MJ pumps are great pump, they work, and are quite... stream pumps like korelias or Tunze, or the MP40W are better because they have a farther spread, also when looking into flow for the tank, you'll want 10x you gallons to have enough flow for all, if you are wanting to keep corals like lps and sps, then you'll want 20x your gallons.

you will need more then flow when you sw and it'll all fairly pricey unless you're a DIY person and then you can save a lot. i wasn't, but i'm moving toward that because of how much you save. It's all research and time and the most important thing, patience, or as the Word call is, long-suffering, and it's exacly that.

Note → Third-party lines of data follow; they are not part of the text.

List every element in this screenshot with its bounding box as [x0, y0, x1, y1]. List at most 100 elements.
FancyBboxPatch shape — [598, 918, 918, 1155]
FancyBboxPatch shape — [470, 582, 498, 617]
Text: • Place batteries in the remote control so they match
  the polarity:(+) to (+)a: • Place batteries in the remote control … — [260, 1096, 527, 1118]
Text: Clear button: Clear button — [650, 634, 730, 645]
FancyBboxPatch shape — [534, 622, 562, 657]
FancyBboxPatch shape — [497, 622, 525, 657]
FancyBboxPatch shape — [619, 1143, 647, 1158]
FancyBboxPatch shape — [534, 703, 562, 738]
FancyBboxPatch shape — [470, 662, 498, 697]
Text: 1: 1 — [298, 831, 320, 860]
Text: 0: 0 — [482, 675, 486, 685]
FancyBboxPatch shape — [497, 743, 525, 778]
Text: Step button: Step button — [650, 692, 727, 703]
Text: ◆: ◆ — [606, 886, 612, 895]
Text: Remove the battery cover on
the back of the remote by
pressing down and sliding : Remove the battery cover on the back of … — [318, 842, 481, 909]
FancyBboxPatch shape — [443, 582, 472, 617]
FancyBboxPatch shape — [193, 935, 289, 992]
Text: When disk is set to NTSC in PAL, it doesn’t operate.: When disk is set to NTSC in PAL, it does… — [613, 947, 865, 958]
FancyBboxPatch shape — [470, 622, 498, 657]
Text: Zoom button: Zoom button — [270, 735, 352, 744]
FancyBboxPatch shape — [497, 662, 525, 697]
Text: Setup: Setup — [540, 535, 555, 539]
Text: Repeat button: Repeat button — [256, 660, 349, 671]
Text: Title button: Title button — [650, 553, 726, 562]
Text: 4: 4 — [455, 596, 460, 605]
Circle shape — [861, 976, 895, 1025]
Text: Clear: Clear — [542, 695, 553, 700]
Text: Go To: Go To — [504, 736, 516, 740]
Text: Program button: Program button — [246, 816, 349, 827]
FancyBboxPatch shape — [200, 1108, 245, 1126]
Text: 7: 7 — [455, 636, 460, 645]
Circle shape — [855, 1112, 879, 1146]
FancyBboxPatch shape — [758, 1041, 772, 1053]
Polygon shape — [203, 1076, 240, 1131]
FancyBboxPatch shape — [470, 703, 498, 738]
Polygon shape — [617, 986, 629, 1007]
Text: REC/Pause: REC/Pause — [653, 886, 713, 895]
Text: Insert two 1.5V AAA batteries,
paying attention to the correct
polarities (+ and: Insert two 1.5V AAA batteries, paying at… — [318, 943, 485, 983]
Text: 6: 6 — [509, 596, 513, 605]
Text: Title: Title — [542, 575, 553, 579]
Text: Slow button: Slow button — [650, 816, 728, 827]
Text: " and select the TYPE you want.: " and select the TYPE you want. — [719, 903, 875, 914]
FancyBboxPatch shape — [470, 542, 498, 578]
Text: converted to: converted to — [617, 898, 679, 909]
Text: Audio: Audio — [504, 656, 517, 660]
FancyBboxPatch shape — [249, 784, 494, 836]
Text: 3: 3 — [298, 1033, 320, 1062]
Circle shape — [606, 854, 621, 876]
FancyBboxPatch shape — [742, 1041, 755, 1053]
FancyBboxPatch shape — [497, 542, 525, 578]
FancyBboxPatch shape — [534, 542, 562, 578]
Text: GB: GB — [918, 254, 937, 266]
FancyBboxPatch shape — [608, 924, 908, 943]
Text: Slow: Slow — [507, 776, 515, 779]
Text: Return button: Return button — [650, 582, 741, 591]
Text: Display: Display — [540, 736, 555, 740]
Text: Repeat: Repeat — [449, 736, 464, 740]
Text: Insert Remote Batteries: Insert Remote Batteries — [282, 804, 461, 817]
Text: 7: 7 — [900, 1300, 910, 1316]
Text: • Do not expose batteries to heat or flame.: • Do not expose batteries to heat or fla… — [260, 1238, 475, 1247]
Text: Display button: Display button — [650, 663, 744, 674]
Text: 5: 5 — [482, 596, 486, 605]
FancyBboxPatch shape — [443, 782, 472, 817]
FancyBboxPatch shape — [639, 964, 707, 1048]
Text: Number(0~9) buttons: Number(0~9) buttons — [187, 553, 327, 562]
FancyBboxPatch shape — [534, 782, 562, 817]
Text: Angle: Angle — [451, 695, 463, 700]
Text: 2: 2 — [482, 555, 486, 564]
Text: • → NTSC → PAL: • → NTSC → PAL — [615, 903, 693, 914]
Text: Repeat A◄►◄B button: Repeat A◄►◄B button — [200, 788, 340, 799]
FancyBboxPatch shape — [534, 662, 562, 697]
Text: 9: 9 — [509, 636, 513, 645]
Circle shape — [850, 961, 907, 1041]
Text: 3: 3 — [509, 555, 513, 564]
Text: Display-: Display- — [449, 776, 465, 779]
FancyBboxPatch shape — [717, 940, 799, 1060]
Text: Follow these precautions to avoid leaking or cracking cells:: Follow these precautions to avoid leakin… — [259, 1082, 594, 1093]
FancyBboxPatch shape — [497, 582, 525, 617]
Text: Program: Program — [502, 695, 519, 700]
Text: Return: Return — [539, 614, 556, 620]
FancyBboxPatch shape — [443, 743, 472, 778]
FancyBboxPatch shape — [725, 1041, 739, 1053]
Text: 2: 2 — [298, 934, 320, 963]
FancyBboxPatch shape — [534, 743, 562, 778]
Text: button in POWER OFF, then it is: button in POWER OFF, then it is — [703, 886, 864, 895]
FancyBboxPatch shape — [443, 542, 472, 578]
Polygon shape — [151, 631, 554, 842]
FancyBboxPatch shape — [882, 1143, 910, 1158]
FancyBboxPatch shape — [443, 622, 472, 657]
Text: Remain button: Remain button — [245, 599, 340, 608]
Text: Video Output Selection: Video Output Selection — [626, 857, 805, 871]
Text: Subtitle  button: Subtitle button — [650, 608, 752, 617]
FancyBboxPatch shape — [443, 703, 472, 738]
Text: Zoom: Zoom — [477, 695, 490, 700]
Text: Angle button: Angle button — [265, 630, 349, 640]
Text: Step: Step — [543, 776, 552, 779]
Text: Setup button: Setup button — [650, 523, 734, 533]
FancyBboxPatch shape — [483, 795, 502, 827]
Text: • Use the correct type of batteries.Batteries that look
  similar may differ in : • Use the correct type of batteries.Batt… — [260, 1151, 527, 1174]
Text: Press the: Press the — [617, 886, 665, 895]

FW... you'll need a bubbler, some kind of rocks, perhaps a type of algae, mechanical filtration and some fish... but then you'll look at the FW and SW tanks and ask yourself, "why did i spend so much on FW and all i look at is the SW tank?"


----------



## FishKid91 (Nov 14, 2008)

onefish2fish said:


> please do not move your turtles outside. they do not know enough to hibernate when the time comes as well as find their own food.
> 
> 
> as for power heads i personally recommend hydor Ks but thats my opinion.
> ...


 
The turtles will only be put outside during the summer. Once winter hits they are coming back inside. I would also feed them just like I do now. I've been reading and will keep reading about SW. I do understand that it takes a lot of researched and money and thats fine with me but it will wait until I get a job lol


----------



## Kellsindell (Sep 15, 2008)

BTW, when you clean that tank out, you'll need to clean the heck out of it and all those rocks need to be gone, also make sure that no copper based products have been used on the tank as it'll seap into the seams and then when you add sw to it it'll leak out of the seams and damage your corals and some fish.


----------